From mboxrd@z Thu Jan  1 00:00:00 1970
From: Daniel Lezcano <dlezcano@fr.ibm.com>
Subject: Re: [patch 1/1][NETNS] resend:  fix net released by rcu callback
Date: Tue, 30 Oct 2007 22:43:26 +0100
Message-ID: <4727A57E.501@fr.ibm.com>
References: <20071030162139.954791193@mai.toulouse-stg.fr.ibm.com> <20071030162305.458123510@mai.toulouse-stg.fr.ibm.com> <m1odegl47t.fsf@ebiederm.dsl.xmission.com>
Mime-Version: 1.0
Content-Type: text/plain; charset=ISO-8859-1; format=flowed
Content-Transfer-Encoding: 7bit
Cc: davem@davemloft.net, containers@lists.osdl.org,
	netdev@vger.kernel.org
To: "Eric W. Biederman" <ebiederm@xmission.com>
Return-path: <netdev-owner@vger.kernel.org>
Received: from mtagate6.uk.ibm.com ([195.212.29.139]:10433 "EHLO
	mtagate6.uk.ibm.com" rhost-flags-OK-OK-OK-OK) by vger.kernel.org
	with ESMTP id S1753370AbXJ3Vq3 (ORCPT
	<rfc822;netdev@vger.kernel.org>); Tue, 30 Oct 2007 17:46:29 -0400
Received: from d06nrmr1407.portsmouth.uk.ibm.com (d06nrmr1407.portsmouth.uk.ibm.com [9.149.38.185])
	by mtagate6.uk.ibm.com (8.13.8/8.13.8) with ESMTP id l9ULkSL9417440
	for <netdev@vger.kernel.org>; Tue, 30 Oct 2007 21:46:28 GMT
Received: from d06av04.portsmouth.uk.ibm.com (d06av04.portsmouth.uk.ibm.com [9.149.37.216])
	by d06nrmr1407.portsmouth.uk.ibm.com (8.13.8/8.13.8/NCO v8.5) with ESMTP id l9ULkRKs3022982
	for <netdev@vger.kernel.org>; Tue, 30 Oct 2007 21:46:27 GMT
Received: from d06av04.portsmouth.uk.ibm.com (loopback [127.0.0.1])
	by d06av04.portsmouth.uk.ibm.com (8.12.11.20060308/8.13.3) with ESMTP id l9ULkEYY004657
	for <netdev@vger.kernel.org>; Tue, 30 Oct 2007 21:46:14 GMT
In-Reply-To: <m1odegl47t.fsf@ebiederm.dsl.xmission.com>
Sender: netdev-owner@vger.kernel.org
List-Id: netdev.vger.kernel.org

Eric W. Biederman wrote:
> Daniel Lezcano <dlezcano@fr.ibm.com> writes:
> 
>> When a network namespace reference is held by a network subsystem,
>> and when this reference is decremented in a rcu update callback, we
>> must ensure that there is no more outstanding rcu update before 
>> trying to free the network namespace.
>>
>> In the normal case, the rcu_barrier is called when the network namespace
>> is exiting in the cleanup_net function.
>>
>> But when a network namespace creation fails, and the subsystems are
>> undone (like the cleanup), the rcu_barrier is missing.
>>
>> This patch adds the missing rcu_barrier.
> 
> Looks sane.  Did you have any specific failures related to this or was
> this something that was just caught in review?

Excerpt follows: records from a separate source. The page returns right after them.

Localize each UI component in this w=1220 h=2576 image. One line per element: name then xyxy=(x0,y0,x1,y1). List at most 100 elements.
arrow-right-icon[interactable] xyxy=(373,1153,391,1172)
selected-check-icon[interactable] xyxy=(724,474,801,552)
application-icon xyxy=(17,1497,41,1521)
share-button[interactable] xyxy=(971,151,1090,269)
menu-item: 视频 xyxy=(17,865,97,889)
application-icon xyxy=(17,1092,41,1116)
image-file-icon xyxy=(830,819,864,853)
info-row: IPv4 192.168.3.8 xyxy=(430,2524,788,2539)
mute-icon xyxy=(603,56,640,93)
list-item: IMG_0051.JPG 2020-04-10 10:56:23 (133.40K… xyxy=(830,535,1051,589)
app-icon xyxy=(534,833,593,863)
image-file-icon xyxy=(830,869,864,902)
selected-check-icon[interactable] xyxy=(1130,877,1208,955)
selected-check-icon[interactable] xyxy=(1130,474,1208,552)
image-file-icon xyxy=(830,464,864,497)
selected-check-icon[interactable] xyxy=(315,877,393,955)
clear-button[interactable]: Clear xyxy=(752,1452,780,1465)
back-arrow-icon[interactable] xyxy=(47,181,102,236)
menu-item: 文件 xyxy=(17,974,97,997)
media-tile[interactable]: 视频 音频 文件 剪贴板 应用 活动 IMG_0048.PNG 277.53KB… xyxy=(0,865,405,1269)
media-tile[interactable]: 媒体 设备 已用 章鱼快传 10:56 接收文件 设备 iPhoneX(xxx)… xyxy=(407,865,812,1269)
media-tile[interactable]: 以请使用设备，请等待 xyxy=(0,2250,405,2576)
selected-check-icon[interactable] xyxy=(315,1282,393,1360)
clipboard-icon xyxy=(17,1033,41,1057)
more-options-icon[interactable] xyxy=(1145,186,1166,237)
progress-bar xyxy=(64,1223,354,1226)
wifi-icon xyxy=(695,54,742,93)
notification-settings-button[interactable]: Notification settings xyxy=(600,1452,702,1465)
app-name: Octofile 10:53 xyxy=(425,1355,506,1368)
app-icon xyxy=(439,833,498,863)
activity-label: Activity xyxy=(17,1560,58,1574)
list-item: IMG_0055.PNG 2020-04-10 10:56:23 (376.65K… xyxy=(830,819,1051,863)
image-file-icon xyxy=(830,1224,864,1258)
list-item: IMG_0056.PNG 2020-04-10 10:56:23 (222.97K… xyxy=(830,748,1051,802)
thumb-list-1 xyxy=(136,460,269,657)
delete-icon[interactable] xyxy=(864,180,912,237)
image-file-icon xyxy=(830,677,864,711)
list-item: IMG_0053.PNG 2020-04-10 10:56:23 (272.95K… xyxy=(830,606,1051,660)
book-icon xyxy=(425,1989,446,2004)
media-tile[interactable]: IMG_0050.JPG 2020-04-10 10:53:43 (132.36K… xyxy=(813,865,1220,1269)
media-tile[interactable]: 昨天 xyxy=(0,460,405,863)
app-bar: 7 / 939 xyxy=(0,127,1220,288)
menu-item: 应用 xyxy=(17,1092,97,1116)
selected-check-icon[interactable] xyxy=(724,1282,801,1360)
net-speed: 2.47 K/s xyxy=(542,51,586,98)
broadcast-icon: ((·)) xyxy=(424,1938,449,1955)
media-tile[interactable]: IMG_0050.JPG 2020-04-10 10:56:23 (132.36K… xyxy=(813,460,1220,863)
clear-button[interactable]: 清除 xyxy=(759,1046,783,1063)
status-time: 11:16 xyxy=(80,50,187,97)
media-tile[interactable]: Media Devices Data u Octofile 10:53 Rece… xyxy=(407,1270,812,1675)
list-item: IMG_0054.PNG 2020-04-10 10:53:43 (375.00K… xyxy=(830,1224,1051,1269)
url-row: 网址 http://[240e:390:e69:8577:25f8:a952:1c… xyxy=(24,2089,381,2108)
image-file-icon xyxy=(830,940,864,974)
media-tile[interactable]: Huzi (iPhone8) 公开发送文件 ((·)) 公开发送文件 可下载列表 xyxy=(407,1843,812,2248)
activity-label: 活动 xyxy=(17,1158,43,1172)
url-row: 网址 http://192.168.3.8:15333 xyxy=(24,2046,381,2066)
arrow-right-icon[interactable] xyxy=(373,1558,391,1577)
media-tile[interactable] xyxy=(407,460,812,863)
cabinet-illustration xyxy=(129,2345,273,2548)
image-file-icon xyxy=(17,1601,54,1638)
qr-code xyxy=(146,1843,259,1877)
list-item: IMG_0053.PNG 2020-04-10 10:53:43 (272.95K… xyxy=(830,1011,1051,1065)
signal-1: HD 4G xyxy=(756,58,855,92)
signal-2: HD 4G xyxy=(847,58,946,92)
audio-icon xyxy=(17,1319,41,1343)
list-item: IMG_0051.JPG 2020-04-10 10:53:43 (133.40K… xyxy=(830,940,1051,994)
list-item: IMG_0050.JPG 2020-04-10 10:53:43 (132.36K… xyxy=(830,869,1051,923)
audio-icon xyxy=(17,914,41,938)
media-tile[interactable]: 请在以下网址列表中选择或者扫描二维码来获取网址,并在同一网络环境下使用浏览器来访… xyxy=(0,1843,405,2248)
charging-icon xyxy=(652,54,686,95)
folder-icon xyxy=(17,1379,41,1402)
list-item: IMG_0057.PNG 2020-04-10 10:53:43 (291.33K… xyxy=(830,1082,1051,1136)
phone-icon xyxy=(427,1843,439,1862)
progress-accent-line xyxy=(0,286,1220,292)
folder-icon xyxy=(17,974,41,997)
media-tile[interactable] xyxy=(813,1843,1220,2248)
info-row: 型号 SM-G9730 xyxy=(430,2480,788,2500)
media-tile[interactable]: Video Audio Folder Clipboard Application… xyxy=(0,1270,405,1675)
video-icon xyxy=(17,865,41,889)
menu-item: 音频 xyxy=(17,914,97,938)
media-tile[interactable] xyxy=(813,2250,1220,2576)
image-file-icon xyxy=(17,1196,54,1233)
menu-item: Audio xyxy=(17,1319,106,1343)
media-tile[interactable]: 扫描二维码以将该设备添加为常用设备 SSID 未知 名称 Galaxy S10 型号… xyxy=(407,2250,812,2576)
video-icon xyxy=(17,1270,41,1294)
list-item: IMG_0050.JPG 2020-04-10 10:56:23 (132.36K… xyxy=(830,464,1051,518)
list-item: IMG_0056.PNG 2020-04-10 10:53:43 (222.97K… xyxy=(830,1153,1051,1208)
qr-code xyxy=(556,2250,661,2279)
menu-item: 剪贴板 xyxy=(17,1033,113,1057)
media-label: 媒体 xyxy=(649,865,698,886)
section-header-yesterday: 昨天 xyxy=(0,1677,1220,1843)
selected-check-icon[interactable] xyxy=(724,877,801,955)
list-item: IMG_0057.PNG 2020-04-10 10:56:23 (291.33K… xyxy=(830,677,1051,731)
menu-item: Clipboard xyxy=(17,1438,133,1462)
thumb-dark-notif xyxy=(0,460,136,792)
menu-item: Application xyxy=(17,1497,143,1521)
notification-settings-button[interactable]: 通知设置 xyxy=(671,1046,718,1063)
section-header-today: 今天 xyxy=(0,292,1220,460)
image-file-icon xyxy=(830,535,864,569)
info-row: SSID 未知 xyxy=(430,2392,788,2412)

Yes, I had this problem when doing ipv6 isolation for netns49. The ipv6 
subsystem creation failed and the different subsystem where rollbacked 
in the setup_net function.
When the network namespace was about to be freed in free_net function, I 
had the error with an usage refcount different from zero.
It appears that was coming from core/neighbour.c

neigh_parms_release
  -> neigh_rcu_free_parms
    -> neigh_parms_put
      -> neigh_parms_destroy
        -> release_net

The free_net function was called before rcu callback neigh_rcu_free_parms.